The participants in the conference will include scholars from
Yekaterinburg, Moscow, Nizhnevartovsk, Saratov, Tver, Chelyabinsk and
Yaroslavl.

"The conversation will dwell on the extermination of the Romanov
Imperial House during the Civil War, the exhumation and reburial of the
remains of the Tsarist family, the Romanovs' role in the development of
Russian statehood in the 18th- early 20th centuries. The participants will
also discuss how to eternalise the Romanovs' name," the forum's organizing
committee explained.

An exhibition titled "A House of Special Purpose" will feature
original materials from the state archives of the Sverdlovsk region linked
to the stay in Yekaterinburg of Nicholas the Second and his family, the
stay of grand princes in Alapayevsk as well as investigation into the
tsarist family's death. The documents are dated 1918-1934.

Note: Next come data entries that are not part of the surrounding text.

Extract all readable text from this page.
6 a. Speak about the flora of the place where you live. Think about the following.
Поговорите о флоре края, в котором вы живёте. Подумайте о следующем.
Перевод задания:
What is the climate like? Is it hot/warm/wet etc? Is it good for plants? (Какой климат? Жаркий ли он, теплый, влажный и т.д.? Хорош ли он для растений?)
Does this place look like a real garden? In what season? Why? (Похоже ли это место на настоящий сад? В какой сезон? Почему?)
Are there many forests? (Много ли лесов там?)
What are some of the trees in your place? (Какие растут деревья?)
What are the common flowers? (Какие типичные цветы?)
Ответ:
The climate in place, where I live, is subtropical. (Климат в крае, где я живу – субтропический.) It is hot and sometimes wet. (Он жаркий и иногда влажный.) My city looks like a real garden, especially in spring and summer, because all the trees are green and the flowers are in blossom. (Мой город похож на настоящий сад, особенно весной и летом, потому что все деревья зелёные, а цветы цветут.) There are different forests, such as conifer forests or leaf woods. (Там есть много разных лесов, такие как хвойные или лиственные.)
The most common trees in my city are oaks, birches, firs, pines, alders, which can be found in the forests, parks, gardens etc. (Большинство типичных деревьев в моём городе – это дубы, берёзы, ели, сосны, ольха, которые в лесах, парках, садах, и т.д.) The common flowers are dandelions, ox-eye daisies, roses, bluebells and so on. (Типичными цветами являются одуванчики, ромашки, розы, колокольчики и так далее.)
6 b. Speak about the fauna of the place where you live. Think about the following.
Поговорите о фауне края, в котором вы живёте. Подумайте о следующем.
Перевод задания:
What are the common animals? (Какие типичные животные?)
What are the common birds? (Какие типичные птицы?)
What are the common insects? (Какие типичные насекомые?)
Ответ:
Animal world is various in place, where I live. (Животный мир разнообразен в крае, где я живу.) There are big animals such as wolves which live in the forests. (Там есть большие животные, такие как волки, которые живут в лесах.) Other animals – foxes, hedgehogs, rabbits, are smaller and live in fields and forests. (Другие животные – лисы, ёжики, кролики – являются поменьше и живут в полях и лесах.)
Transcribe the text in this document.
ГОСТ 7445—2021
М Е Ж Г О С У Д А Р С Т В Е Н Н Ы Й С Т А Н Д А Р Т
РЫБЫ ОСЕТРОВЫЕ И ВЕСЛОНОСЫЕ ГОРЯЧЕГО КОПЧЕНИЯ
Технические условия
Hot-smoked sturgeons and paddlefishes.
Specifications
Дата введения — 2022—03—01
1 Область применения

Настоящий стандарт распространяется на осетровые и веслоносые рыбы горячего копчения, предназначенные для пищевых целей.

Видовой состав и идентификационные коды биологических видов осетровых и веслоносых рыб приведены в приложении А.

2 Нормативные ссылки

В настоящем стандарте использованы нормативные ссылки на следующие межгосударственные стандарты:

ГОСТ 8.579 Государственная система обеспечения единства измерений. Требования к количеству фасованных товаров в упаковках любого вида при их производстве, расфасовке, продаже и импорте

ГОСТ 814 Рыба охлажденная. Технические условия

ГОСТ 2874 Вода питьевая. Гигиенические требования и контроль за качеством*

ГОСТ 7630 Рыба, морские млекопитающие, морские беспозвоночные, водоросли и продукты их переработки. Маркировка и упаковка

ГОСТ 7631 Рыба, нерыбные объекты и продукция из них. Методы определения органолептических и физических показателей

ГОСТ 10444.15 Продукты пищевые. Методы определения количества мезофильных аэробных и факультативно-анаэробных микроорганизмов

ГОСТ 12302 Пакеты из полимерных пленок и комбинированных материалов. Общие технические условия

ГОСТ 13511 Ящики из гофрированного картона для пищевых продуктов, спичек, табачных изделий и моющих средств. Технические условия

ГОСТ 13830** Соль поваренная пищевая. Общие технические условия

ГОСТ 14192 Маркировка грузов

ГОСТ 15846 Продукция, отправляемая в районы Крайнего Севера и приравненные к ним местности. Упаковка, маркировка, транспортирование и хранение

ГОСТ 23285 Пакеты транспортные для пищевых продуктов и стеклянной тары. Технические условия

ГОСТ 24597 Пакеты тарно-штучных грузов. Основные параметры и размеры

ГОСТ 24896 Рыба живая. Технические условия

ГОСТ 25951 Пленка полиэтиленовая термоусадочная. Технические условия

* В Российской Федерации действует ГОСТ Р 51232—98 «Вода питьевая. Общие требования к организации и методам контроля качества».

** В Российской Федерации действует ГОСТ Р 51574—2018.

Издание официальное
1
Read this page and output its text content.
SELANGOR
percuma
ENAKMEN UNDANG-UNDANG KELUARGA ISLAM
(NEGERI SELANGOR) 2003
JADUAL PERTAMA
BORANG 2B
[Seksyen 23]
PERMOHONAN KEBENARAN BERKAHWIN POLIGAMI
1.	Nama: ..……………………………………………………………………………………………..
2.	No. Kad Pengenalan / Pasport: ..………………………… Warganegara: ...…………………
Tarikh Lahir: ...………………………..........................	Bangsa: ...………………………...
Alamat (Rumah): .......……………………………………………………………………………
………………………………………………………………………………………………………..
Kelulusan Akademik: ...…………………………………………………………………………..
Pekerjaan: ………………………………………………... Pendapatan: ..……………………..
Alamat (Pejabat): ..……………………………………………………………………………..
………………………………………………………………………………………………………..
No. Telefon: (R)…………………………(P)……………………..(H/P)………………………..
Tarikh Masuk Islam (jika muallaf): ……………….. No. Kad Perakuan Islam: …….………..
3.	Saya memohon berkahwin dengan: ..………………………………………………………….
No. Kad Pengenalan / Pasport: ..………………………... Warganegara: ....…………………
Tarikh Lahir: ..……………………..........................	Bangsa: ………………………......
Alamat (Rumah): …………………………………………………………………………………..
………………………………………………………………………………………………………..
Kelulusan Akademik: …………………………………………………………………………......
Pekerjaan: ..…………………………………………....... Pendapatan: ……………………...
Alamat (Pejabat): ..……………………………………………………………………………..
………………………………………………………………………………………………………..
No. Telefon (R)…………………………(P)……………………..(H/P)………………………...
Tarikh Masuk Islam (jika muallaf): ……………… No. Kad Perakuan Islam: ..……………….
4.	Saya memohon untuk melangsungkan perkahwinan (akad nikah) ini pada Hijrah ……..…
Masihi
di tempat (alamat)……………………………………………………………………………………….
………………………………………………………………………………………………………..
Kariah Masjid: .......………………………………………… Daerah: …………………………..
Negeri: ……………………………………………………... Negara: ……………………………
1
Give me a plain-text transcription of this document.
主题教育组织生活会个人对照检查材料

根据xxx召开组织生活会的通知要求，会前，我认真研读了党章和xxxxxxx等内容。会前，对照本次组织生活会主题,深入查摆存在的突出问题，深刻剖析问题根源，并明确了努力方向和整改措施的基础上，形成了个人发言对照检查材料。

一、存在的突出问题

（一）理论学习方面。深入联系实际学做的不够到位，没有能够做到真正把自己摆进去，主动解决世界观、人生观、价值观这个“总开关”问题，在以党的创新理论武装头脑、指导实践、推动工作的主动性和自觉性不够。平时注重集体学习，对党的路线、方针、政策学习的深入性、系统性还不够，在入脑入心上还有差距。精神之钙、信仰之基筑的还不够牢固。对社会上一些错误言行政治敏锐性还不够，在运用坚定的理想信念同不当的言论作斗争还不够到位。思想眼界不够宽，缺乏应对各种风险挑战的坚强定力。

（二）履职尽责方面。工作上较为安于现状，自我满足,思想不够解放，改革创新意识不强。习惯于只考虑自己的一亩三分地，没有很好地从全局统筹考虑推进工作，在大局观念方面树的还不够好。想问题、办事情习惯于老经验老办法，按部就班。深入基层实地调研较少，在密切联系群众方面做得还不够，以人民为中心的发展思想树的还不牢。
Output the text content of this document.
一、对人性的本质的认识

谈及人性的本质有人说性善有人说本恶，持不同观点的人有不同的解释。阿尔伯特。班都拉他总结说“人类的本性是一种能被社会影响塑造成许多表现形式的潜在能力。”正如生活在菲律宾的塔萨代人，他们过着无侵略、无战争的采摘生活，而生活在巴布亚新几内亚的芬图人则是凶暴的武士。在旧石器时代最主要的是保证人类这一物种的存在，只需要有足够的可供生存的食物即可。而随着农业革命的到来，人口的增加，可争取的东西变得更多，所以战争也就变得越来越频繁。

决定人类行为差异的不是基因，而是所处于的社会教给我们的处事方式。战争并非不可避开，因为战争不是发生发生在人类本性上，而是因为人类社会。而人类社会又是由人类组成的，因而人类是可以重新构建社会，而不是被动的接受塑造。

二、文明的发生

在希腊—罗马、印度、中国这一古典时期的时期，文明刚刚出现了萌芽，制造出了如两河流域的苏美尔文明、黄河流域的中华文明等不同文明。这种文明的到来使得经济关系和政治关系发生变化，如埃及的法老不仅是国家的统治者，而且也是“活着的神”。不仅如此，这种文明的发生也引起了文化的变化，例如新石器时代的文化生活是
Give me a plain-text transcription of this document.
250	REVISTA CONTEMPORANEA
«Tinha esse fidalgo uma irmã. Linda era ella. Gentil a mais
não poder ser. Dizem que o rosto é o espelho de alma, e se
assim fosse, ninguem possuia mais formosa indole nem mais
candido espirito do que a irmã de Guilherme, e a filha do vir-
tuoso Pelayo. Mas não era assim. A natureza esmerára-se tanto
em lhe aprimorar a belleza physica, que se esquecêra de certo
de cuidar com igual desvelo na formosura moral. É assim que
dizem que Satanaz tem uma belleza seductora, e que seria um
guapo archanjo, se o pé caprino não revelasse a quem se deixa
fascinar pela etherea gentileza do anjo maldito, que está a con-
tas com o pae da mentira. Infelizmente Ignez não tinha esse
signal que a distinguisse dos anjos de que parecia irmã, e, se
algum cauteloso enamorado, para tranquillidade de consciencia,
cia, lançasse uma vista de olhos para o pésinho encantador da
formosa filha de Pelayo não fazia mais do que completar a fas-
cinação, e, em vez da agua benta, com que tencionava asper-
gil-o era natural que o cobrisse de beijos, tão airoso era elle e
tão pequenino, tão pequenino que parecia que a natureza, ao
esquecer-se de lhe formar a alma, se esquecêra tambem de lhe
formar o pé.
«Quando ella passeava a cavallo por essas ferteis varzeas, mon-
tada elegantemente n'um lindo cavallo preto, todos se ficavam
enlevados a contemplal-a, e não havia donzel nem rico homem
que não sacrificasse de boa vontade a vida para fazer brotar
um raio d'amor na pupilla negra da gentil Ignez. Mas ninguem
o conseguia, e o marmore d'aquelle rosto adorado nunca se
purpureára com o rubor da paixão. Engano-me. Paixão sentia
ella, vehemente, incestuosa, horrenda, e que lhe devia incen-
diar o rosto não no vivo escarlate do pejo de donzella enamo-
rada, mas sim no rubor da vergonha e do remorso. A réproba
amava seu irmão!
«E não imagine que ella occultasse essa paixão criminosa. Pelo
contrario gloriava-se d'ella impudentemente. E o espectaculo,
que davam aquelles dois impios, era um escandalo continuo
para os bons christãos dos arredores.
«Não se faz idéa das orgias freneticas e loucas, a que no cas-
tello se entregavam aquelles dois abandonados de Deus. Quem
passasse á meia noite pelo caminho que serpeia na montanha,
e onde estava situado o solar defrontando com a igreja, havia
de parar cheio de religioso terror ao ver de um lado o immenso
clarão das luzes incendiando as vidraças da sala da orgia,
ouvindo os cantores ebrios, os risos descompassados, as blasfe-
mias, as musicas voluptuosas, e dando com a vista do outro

The conference will continue in Alapayevsk on July 18. The
participants will visit a place of murder of Grand Princess Yelizaveta
Fyodorovna and princes from the Romanovs' Imperial House.
In addition to that, the third international festival of documentary
films "The Swallows of Russia" is being held in Yekaterinburg to
commemorate the 90th anniversary of the tsar's death.
Eight films are running in the main competition but five haven't been
included in the competition program, officials at the festival's
organizing committee said.
Directors from the Altai territory, Moscow, Samara, Tobolsk as
well as from Ukraine and Belarus have brought their documentaries to
Yekaterinburg where the last Russian Emperor Nicholas II and his family
were shot dead by the Bolsheviks on July 18, 1918. All the documentaries
are devoted to the tragic death of the tsarist family. But there is one
that particularly sticks to memory.
"The Route to the Golgotha" by directors Anatoly Golovkov and Viktor
Golovkov (Tobolsk) was created with the blessing of Archbishop Dimitriy of
Tobolsk and Tyumen and Archbishop Vikentiy of Yekaterinburg. The
documentary tells about the tsarist family's exile in Tobolsk and
Yekaterinbrug of which Nicholas II wrote in his diaries. The authors
wanted to show Nicolas as an ordinary person.
Most of these documentaries have already won prestigious awards.